Biden has made similar arguments about Trump for months, and Harris picked up on that criticism in both her introductory speech as Biden's pick and when she accepted the party's nomination last week during the Democratic Convention.
But the California senator's words tomorrow are billed as her most focused denunciation of Trump since joining the ticket. Her tack will test an argument that the former prosecutor tried last year, as a White House candidate, to show that she is ready to "prosecute the case" against Trump and his "rap sheet."
Harris is stepping up her activity as Biden's running mate. The two have been mostly quiet since the Democrats' virtual convention last week.
Harris has been in Washington working virtually with Biden's campaign staff, and today was scheduled for three virtual fundraisers and an online discussion focused on black women in Michigan. Trump narrowly won the state in 2016, in part because turnout among Black Democrats dropped appreciably from 2012.
In a Washington Post op-ed published today, she detailed the history of women's struggle to gain voting rights, especially women of colour who were not granted suffrage even with the passage of the 19th Amendment in 1920.
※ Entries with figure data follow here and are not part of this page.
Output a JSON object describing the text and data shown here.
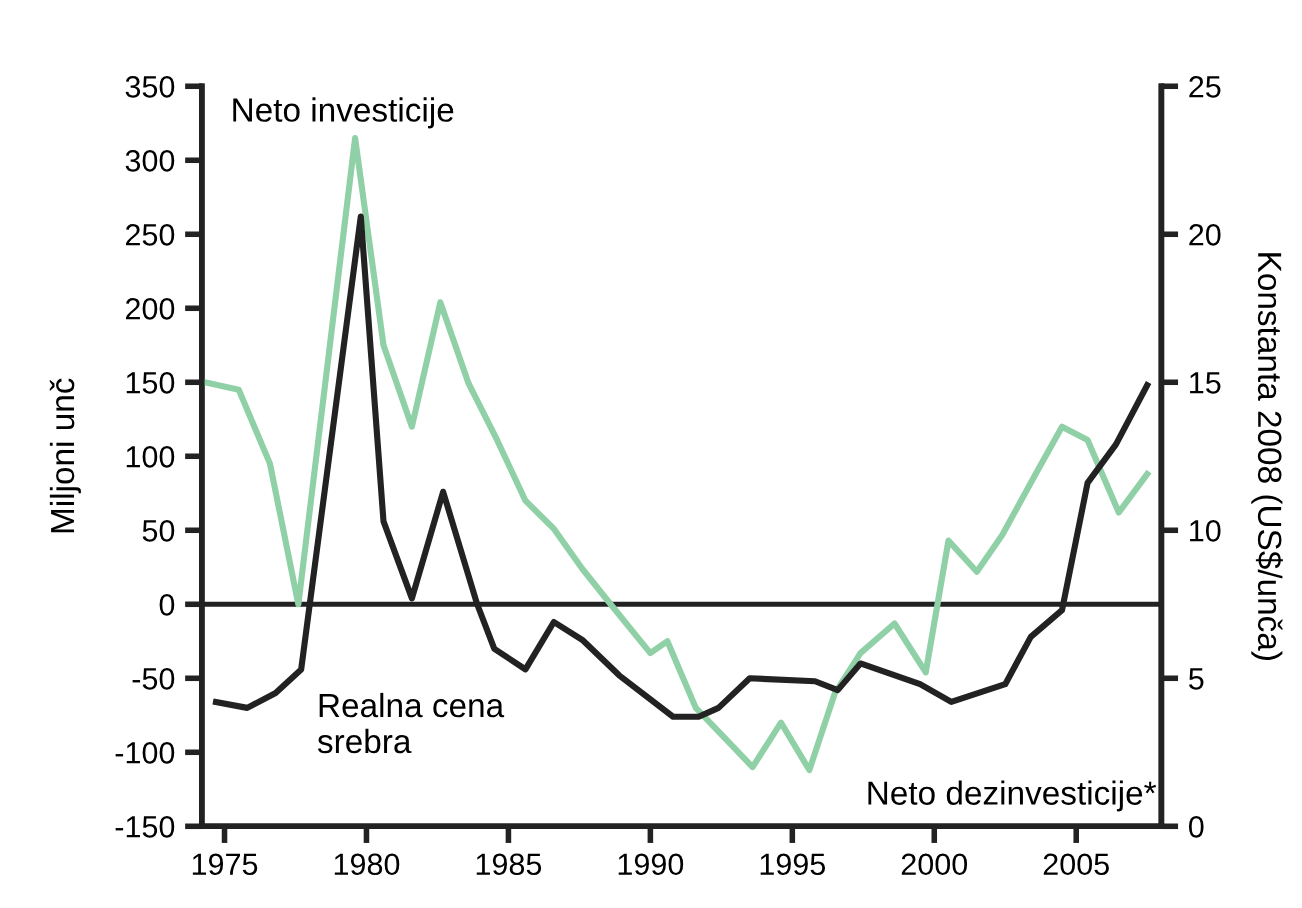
{
  "chart_data": {
    "type": "line",
    "ylabel": "Miljoni unč",
    "y2label": "Konstanta 2008 (US$/unča)",
    "xlim": [
      1974.2,
      2008
    ],
    "xticks": [
      1975,
      1980,
      1985,
      1990,
      1995,
      2000,
      2005
    ],
    "ylim": [
      -150,
      350
    ],
    "yticks": [
      -150,
      -100,
      -50,
      0,
      50,
      100,
      150,
      200,
      250,
      300,
      350
    ],
    "y2lim": [
      0,
      25
    ],
    "y2ticks": [
      0,
      5,
      10,
      15,
      20,
      25
    ],
    "grid": false,
    "legend": false,
    "line_style": "solid",
    "marker": "none",
    "ref_lines": [
      {
        "axis": "y",
        "value": 0,
        "color": "#222222"
      }
    ],
    "annotations": [
      "Neto investicije",
      "Realna cena\nsrebra",
      "Neto dezinvesticije*"
    ],
    "series": [
      {
        "color": "#8fd0a6",
        "x": [
          1974.3,
          1975.5,
          1976.6,
          1977.6,
          1979.6,
          1980.6,
          1981.6,
          1982.6,
          1983.6,
          1984.6,
          1985.6,
          1986.6,
          1987.6,
          1988.6,
          1990.0,
          1990.6,
          1991.6,
          1992.6,
          1993.6,
          1994.6,
          1995.6,
          1996.5,
          1997.4,
          1998.6,
          1999.7,
          2000.5,
          2001.5,
          2002.4,
          2003.6,
          2004.5,
          2005.4,
          2006.5,
          2007.5
        ],
        "values": [
          150,
          145,
          95,
          0,
          315,
          175,
          120,
          204,
          149,
          111,
          70,
          51,
          24,
          0,
          -33,
          -25,
          -70,
          -90,
          -110,
          -80,
          -112,
          -60,
          -33,
          -13,
          -46,
          43,
          22,
          47,
          89,
          120,
          111,
          62,
          88
        ]
      },
      {
        "color": "#222222",
        "axis": "y2",
        "x": [
          1974.7,
          1975.8,
          1976.8,
          1977.7,
          1979.8,
          1980.6,
          1981.6,
          1982.7,
          1983.9,
          1984.5,
          1985.6,
          1986.6,
          1987.6,
          1988.9,
          1990.8,
          1991.7,
          1992.4,
          1993.5,
          1995.8,
          1996.6,
          1997.4,
          1999.5,
          2000.6,
          2002.5,
          2003.4,
          2004.5,
          2005.4,
          2006.4,
          2007.5
        ],
        "values": [
          4.2,
          4.0,
          4.5,
          5.3,
          20.6,
          10.3,
          7.7,
          11.3,
          7.5,
          6.0,
          5.3,
          6.9,
          6.3,
          5.1,
          3.7,
          3.7,
          4.0,
          5.0,
          4.9,
          4.6,
          5.5,
          4.8,
          4.2,
          4.8,
          6.4,
          7.3,
          11.6,
          12.9,
          14.9
        ]
      }
    ]
  }
}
Vice-presidential nominees are sometimes seen as designated attackers in a general election campaign, theoretically allowing the presidential nominee to remain above the fray. But that framing is oversimplified in an election between Trump, who relishes attacking his critics in withering terms, and Biden, the former vice-president who has pegged his White House to a moral and competency argument against the Republican incumbent.
Trump himself offered the main counter to Biden last Friday before Biden's acceptance speech as the nominee. In a move aimed directly at his Democratic rival, the President travelled to Pennsylvania to greet supporters near Biden's boyhood home in Scranton.
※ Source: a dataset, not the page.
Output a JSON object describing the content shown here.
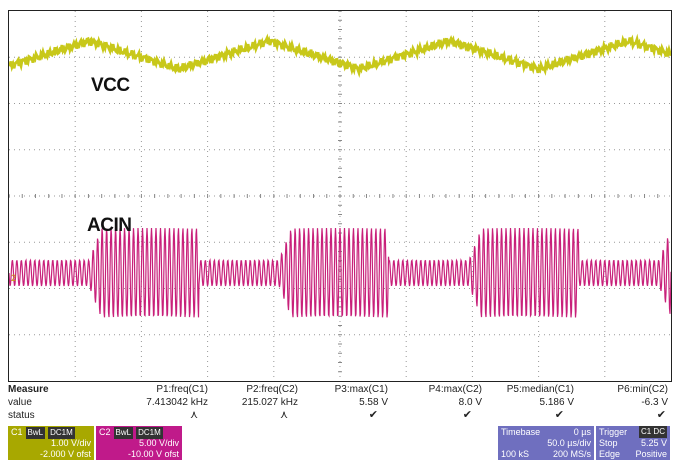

Democrats see Harris as being able to excite black women and other minority women, but also as a credible messenger to white independents and moderate Republicans unhappy with Trump, especially white college-educated women.
Harris has a reputation on Capitol Hill as a sharp questioner of witnesses during hearings — a skill she memorably wielded against Biden in a primary debate. She drew some criticism last year, however, for some of her more practiced debate attacks on the President, sometimes laughing awkwardly after their delivery.
"He reminds me of that guy in The Wizard of Oz," she said on the September debate stage. "When you pull back the curtain, it's a really small dude."
Trump and his Republican allies have tried to cast Harris as an ultra-liberal helping the far left control the Democratic Party and the more centrist Biden.